Fondatrice de BETC et Présidente exécutive d’ Havas Worlwide, Mercedes ERRA nous donne sa vision de l’intérêt de l’entreprise à communiquer et nous explique pourquoi la femme représente un potentiel sous-exploité dans les entreprises.

 

Mercedes Erra © Jacqueline Roche

Mercedes Erra © Jacqueline Roche

La capacité à communiquer est-elle l’atout majeur de la pérennité et de la croissance d’une entreprise ?
C’est un atout important, et bien sûr ce n’est pas le seul. Cela dépend beaucoup des entreprises, et de leurs publics clients. Les entreprises qui opèrent dans les produits de grande consommation ne peuvent se passer de communication.
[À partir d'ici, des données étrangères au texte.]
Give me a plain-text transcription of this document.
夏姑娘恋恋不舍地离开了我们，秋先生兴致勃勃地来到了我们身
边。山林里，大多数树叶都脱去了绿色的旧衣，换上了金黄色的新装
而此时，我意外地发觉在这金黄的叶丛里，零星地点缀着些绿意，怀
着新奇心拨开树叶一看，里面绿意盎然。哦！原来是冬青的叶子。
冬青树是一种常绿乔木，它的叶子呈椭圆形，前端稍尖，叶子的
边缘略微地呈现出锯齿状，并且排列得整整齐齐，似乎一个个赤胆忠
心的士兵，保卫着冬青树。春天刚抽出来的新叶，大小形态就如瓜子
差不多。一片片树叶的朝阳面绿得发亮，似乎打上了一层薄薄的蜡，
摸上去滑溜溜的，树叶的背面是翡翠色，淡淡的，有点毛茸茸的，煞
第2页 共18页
Vendre un produit au plus grand nombre sans communiquer s’avère difficile. Comment un acte d’achat peut-il s’enclencher si le public ne sait pas que votre produit existe, ni à quoi il va bien pouvoir lui servir ? La publicité – littéralement rendre public – est un moteur puissant pour les marques et produits des entreprises de FMCG (Fast Moving Consumer Goods), mais aujourd’hui l’effort de communication ne doit pas négliger l’entreprise qui les abrite. Car la porosité entre les 3 niveaux – entreprise, marque, produits – est grande. La façon dont l’entreprise se comporte avec ses salariés et avec la planète influe désormais sur les décisions d’achat des gens. Ce qu’on appelait autrefois le registre du corporate ne peut plus être isolé du marketing des marques et produits. Par ailleurs je pense qu’aujourd’hui toutes les entreprises ont intérêt à communiquer, même celles qui ne s’adressent pas au grand public. Elles ont d’autres parties prenantes, des êtres humains sensibles à la communication. Lorsqu’elles ne communiquent pas, elles prennent le risque de laisser les medias s’occuper de leur image, et sont à la merci d’un mauvais article, d’une rumeur.

 

Les responsables des grandes entreprises doivent-ils être issus de la diversité pour mieux maîtriser les enjeux de la mondialisation ?
Diversité et mondialisation sont des enjeux différents. La diversité est une valeur, pas seulement liée aux
enjeux de conquête internationale. Elle est importante en local aussi, dans chaque pays. Isolons l’enjeu des femmes qui représentent la moitié de la population et ne peuvent donc s’agréger à la problématique de la diversité. Mais de façon générale, une entreprise gagne nationalités… Ces différences sont une richesse qui, normalement, produit des idées et actions plus intéressantes et n’empêche jamais la construction d’une culture commune.

 

Le faible taux de femmes managers diplômées comme vous d’une grande école (HEC) ne constitue-t-il pas un handicap pour nos entreprises ?
Si, bien sûr, c’est un gâchis : elles sont sous-exploitées. Les femmes représentent un vivier de talents incroyable, et restent peu visibles, souvent cachées dans les entreprises. Les repérer, les faire émerger, les mettre davantage en scène, et ne pas les perdre en route, au moment de leurs grossesses, cela devrait être prioritaire pour toutes les entreprises. En réalité, cela ne le devient que lorsque le patron en a pris conscience et a énoncé l’enjeu de la mixité et de la parité comme une priorité. Sans ce volontarisme au plus haut niveau, mixité et parité ne décollent pas. Et enfin, je ne crois pas qu’on puisse désormais faire avancer ces sujets sans les hommes. Ils ont le pouvoir, tiennent encore les rennes, et le rééquilibrage passe beaucoup par eux.

 

Quels conseils donneriez-vous à une étudiante issue d’une grande école ou d’une université qui souhaite accéder à un poste de dirigeant d’une grande entreprise ?
D’abord de prioriser son indépendance financière, tout au long de sa vie. Ensuite d’oser l’ambition sans penser à son histoire personnelle et aux interférences possibles entre privé et professionnel, sans se culpabiliser. Et enfin rester vigilante, voire méfiante, car les choses ne sont pas acquises. Par exemple ne pas oublier de comparer son salaire à celui des collègues masculins. Cela réserve parfois quelques surprises.